35 Years of the Comic Strip, the Greatest Comedy Club of All Time!

by Jeffrey Gurian ; Richie Tienken

Pub Date: Oct. 1st, 2012
ISBN: 978-1-62087-074-7
Publisher: Skyhorse Publishing

Brief, repetitive interviews with comedians recalling the club that gave them their starts.

Consider this a vanity project commemorating the 35th year of the Comic Strip in Manhattan (a milestone it passed in 2011), with the club’s owner (Tienken) credited as co-author, leaving the questioning and transcribing to comedy writer Gurian (co-author: Filthy, Funny and Totally Offensive, 2007). Comedians who cut their teeth at the club still feel a great allegiance to it, so the authors have access to some of the biggest names in comedy, including Jerry Seinfeld, Billy Crystal, Chris Rock and Ray Romano. (Conspicuously absent is Eddie Murphy, though Tienken’s long association as his manager receives frequent mentions.) While the interviews provide a cumulative sense of what it takes to make the leap from comedy clubs to bigger projects, as well as how a comedian might get his foot in the door in the first place (perseverance would seem to be a key, and being very funny helps), there are few laughs along the way and lots of instances of the same old names.
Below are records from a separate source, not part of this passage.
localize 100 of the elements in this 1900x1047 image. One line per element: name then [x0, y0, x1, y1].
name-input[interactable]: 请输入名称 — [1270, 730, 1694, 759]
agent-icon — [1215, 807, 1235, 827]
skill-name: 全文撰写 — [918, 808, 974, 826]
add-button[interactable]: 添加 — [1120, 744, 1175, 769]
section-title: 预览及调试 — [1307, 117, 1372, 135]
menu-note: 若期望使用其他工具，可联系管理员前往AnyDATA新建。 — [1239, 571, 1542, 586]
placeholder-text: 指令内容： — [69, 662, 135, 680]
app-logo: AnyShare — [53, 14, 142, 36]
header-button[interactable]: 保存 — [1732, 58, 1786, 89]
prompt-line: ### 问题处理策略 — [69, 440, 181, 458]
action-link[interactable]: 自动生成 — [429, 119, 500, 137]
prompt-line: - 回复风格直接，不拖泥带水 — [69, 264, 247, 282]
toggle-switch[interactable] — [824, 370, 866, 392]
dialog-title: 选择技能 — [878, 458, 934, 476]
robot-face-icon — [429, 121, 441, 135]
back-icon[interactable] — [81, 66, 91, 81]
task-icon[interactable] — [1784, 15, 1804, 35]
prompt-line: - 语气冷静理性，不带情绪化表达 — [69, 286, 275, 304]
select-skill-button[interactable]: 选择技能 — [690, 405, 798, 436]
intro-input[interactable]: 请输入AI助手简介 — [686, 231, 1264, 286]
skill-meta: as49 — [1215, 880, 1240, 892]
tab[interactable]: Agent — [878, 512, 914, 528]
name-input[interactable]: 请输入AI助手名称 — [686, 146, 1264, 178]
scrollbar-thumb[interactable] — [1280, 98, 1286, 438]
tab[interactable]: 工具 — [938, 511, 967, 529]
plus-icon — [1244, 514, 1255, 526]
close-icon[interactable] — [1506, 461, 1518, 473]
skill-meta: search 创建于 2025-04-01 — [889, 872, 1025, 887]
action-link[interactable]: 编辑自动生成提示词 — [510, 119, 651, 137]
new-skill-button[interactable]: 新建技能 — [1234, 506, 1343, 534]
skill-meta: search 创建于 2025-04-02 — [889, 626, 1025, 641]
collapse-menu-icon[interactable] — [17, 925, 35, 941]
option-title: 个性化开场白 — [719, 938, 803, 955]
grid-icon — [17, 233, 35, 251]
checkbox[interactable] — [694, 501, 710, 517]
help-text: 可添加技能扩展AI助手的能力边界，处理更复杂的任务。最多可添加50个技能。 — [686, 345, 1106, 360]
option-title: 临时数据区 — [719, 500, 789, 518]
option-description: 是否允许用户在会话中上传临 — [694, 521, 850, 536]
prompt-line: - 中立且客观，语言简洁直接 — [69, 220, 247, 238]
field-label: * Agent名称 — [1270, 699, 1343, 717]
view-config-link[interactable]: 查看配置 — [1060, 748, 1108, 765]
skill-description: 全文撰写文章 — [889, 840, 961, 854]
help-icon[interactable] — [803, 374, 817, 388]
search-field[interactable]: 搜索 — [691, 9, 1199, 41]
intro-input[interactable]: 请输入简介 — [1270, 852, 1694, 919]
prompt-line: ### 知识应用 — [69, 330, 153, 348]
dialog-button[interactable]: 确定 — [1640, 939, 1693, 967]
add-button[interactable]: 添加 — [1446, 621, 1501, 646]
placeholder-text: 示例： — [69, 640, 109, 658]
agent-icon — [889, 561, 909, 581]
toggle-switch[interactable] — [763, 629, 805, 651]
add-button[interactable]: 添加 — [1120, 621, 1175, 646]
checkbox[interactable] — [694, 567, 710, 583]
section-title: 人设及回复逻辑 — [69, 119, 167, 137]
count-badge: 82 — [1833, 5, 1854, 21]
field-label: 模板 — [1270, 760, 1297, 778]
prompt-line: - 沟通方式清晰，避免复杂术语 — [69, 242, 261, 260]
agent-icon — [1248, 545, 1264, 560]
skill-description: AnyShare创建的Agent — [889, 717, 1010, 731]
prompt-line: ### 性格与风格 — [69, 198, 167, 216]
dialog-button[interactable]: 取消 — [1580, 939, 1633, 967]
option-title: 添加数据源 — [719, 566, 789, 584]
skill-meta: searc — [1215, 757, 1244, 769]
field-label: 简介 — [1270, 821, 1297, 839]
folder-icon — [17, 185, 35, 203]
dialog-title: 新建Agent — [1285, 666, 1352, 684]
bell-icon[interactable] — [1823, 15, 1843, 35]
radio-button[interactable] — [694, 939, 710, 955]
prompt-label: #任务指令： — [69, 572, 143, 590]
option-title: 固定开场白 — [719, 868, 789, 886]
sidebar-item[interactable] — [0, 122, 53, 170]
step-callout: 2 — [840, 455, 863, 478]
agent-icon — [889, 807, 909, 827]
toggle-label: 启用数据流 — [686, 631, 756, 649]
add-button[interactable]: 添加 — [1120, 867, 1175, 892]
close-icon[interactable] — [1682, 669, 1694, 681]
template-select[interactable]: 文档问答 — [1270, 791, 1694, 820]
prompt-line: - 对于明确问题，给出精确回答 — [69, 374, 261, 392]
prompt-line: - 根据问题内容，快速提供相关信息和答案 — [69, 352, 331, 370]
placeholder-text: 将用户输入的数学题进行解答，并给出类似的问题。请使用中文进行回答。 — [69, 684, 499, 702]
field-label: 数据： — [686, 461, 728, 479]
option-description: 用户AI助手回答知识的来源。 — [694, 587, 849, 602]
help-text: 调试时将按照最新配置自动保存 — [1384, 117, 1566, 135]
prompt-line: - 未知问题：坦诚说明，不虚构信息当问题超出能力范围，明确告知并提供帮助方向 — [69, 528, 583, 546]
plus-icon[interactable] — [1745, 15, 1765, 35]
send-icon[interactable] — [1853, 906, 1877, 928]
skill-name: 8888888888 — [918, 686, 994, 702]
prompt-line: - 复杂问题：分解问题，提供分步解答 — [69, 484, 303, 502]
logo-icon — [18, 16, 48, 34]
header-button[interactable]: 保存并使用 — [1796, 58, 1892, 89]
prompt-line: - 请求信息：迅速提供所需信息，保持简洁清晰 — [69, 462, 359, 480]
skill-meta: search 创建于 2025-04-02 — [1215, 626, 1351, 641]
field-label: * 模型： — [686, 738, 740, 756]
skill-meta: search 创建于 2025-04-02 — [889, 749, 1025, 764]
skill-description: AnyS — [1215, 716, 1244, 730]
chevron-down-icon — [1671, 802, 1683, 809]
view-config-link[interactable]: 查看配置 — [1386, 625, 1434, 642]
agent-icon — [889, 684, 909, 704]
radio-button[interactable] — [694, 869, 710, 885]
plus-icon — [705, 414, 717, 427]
Part of the problem is the question-and-answer format, with most of the interviews starting with some version of, “What year did you start performing comedy and what are your earliest memories of The Comic Strip?”—and ending with, “Tell me about Richie Tienken.” Seinfeld says of the club, “They were happy to have us, we were happy to have them, and we were one, big happy family.” George Wallace says Seinfeld is “the nicest guy in the world.” Gilbert Gottfried, the only one who refuses to play it straight (and, thus, the funniest), says, “Seinfeld was the star of The Comic Strip. And it seemed like 99 percent of the comedians who were Comic Strip regulars would talk exactly like him…even the girls.” Among other revelations, the family of Chris Rock knows him as “Chrissy.” Toward the end, there’s also an interview with the club’s landlord, who says that he’s been to “only one” show there: “I have a feeling I must have missed some of the highlights.”

For friends and extended family of “the most legendary comic club there ever was.”